General Introduction
Kreuzberg is a library to simplify the text extraction of PDF files , designed to provide simple , hassle-free text extraction solution . The library is particularly well suited for RAG (Retrieval-Augmented Generation) services that require text extraction.Kreuzberg supports local operation, is easy to control and inexpensive. It combines a variety of open source and commercial options to provide flexible text extraction capabilities.
Function List
- PDF Text Extraction: Extract text content from PDF files.
- Image/PDF OCR: Optical character recognition of images and PDFs using Tesseract-OCR.
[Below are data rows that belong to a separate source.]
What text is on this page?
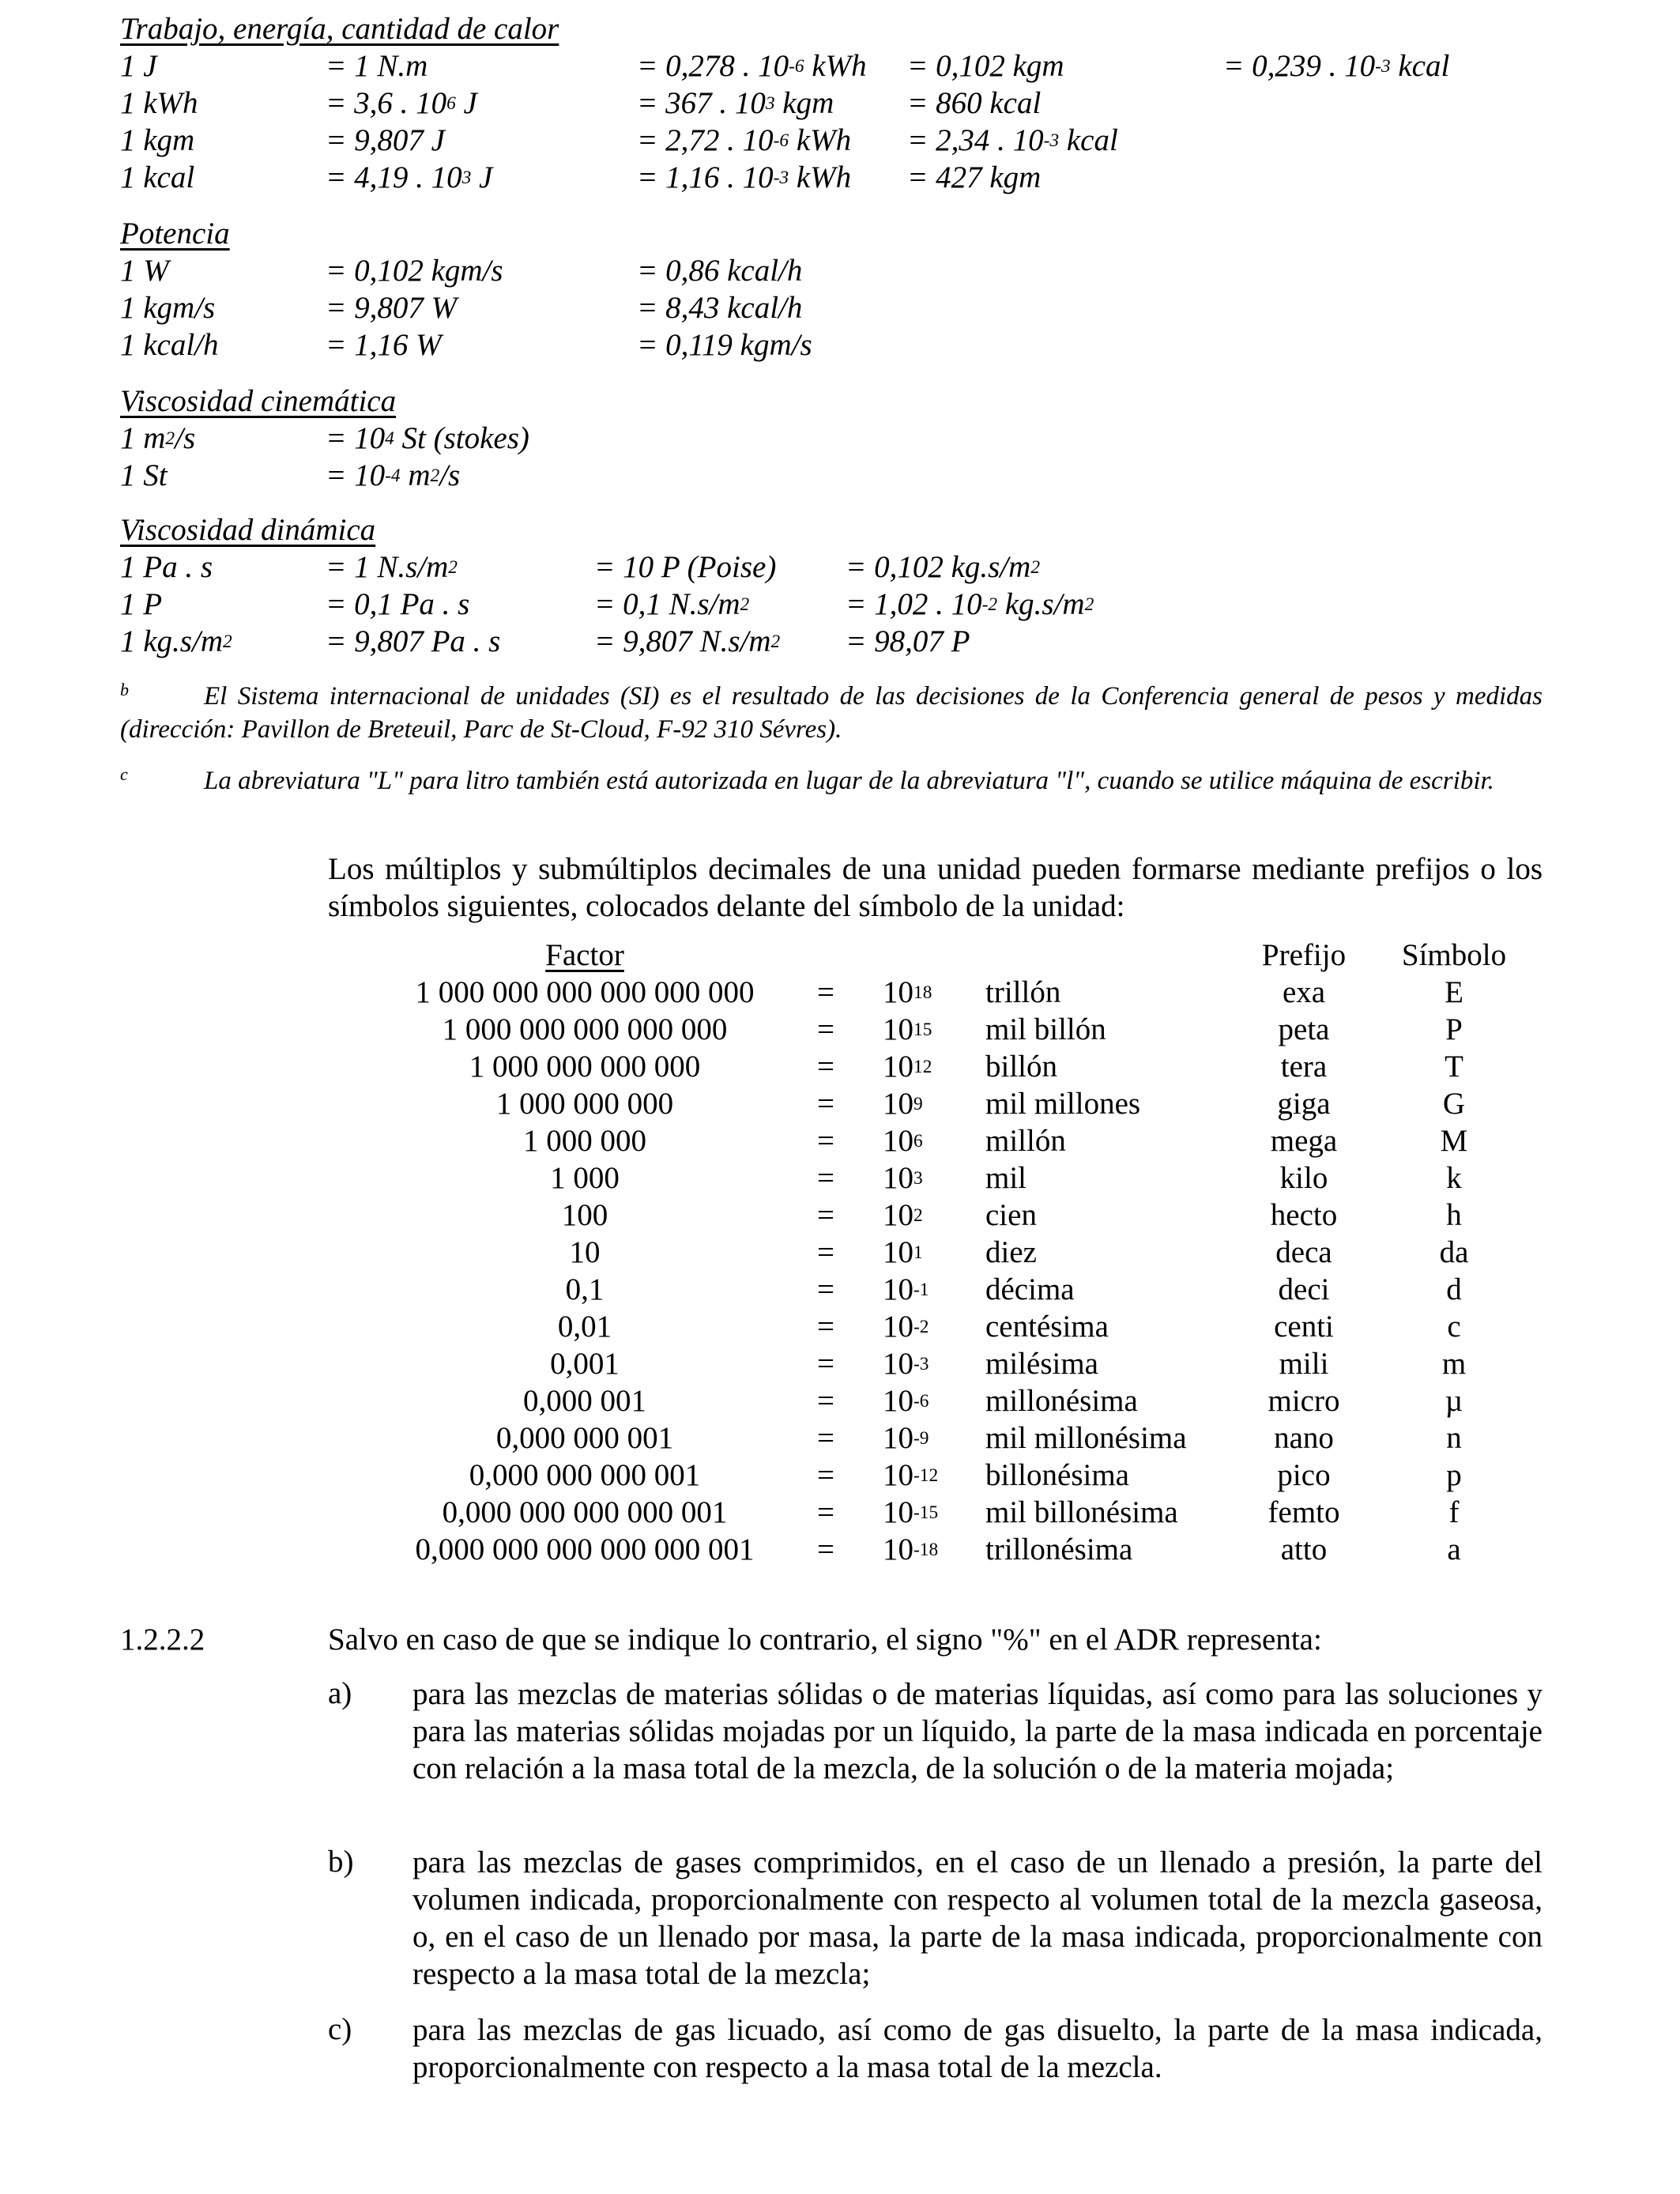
Trabajo, energía, cantidad de calor
1 J	= 1 N.m	= 0,278 . $10^{-6}$ kWh = 0,102 kgm	= 0,239 . $10^{-3}$ kcal
1 kWh	= 3,6 . $10^6$ J	= 367 . $10^3$ kgm = 860 kcal
1 kgm	= 9,807 J	= 2,72 . $10^{-6}$ kWh = 2,34 . $10^{-3}$ kcal
1 kcal	= 4,19 . $10^3$ J	= 1,16 . $10^{-3}$ kWh = 427 kgm
Potencia
1 W	= 0,102 kgm/s	= 0,86 kcal/h
1 kgm/s	= 9,807 W	= 8,43 kcal/h
1 kcal/h	= 1,16 W	= 0,119 kgm/s
Viscosidad cinemática
1 $m^2/s$	= $10^4$ St (stokes)
1 St	= $10^{-4}$ $m^2/s$
Viscosidad dinámica
1 Pa . s	= 1 $N.s/m^2$	= 10 P (Poise) = 0,102 $kg.s/m^2$
1 P	= 0,1 Pa . s	= 0,1 $N.s/m^2$	= 1,02 . $10^{-2}$ $kg.s/m^2$
1 $kg.s/m^2$	= 9,807 Pa . s	= 9,807 $N.s/m^2 = 98,07$ P
b	El Sistema internacional de unidades (SI) es el resultado de las decisiones de la Conferencia general de pesos y medidas (dirección: Pavillon de Breteuil, Parc de St-Cloud, F-92 310 Sévres).
c	La abreviatura "L" para litro también está autorizada en lugar de la abreviatura "l", cuando se utilice máquina de escribir.
Los múltiplos y submúltiplos decimales de una unidad pueden formarse mediante prefijos o los símbolos siguientes, colocados delante del símbolo de la unidad:
Factor	Prefijo	Símbolo
1 000 000 000 000 000 000	=	$10^{18}$ trillón	exa	E
1 000 000 000 000 000	=	$10^{15}$ mil billón	peta	P
1 000 000 000 000	=	$10^{12}$ billón	tera	T
1 000 000 000	=	$10^9$ mil millones	giga	G
1 000 000	=	$10^6$ millón	mega	M
1 000	=	$10^3$ mil	kilo	k
100	=	$10^2$ cien	hecto	h
10	=	$10^1$ diez	deca	da
0,1	=	$10^{-1}$ décima	deci	d
0,01	=	$10^{-2}$ centésima	centi	c
0,001	=	$10^{-3}$ milésima	mili	m
0,000 001	=	$10^{-6}$ millonésima	micro	µ
0,000 000 001	=	$10^{-9}$ mil millonésima	nano	n
0,000 000 000 001	=	$10^{-12}$ billonésima	pico	p
0,000 000 000 000 001	=	$10^{-15}$ mil billonésima	femto	f
0,000 000 000 000 000 001	=	$10^{-18}$ trillonésima	atto	a
1.2.2.2	Salvo en caso de que se indique lo contrario, el signo "%" en el ADR representa:
a) para las mezclas de materias sólidas o de materias líquidas, así como para las soluciones y para las materias sólidas mojadas por un líquido, la parte de la masa indicada en porcentaje con relación a la masa total de la mezcla, de la solución o de la materia mojada;
b) para las mezclas de gases comprimidos, en el caso de un llenado a presión, la parte del volumen indicada, proporcionalmente con respecto al volumen total de la mezcla gaseosa, o, en el caso de un llenado por masa, la parte de la masa indicada, proporcionalmente con respecto a la masa total de la mezcla;
c) para las mezclas de gas licuado, así como de gas disuelto, la parte de la masa indicada, proporcionalmente con respecto a la masa total de la mezcla.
- Non-PDF Text Extraction: Extraction of text in other formats via Pandoc.
- local operation: Support local installation and operation, easy to control and manage.
- Open source and free: Based on the MIT license open source, free to use.
Using Help
Installation process
- Installing Python Packages::
pip install kreuzberg
- Installation of system dependencies::
- Pandoc: for non-PDF text extraction (GPL v2.0 license, used as CLI only).
- Tesseract-OCR: OCR for images and PDFs (Apache license).
Guidelines for use
- Basic use::
- Import the library and initialize it:
python
from kreuzberg import Kreuzberg
extractor = Kreuzberg()
- Extract PDF text:
python
text = extractor.extract_text('path/to/pdf/file.pdf')
print(text)
- Import the library and initialize it:
- OCR function::
- Perform OCR on images or PDFs:
python
ocr_text = extractor.ocr('path/to/image_or_pdf')
print(ocr_text)
- Perform OCR on images or PDFs:
- Non-PDF Text Extraction::
- Use Pandoc to extract text in other formats:
python
other_text = extractor.extract_text('path/to/other/file')
print(other_text)
- Use Pandoc to extract text in other formats:
Detailed function operation flow
- PDF Text Extraction::
- Make sure the PDF file path is correct.
- utilization
extract_text
method to extract the text. - Process the extracted text data for subsequent operations.
- OCR function::
- Install and configure Tesseract-OCR.
- utilization
ocr
method for OCR processing of images or PDFs. - Get and process OCR results.
- Non-PDF Text Extraction::
- Install and configure Pandoc.
- utilization
extract_text
method to extract text in other formats. - Process the extracted text data for subsequent operations.
Through the above steps, users can easily get started with Kreuzberg text extraction operations to meet a variety of text processing needs.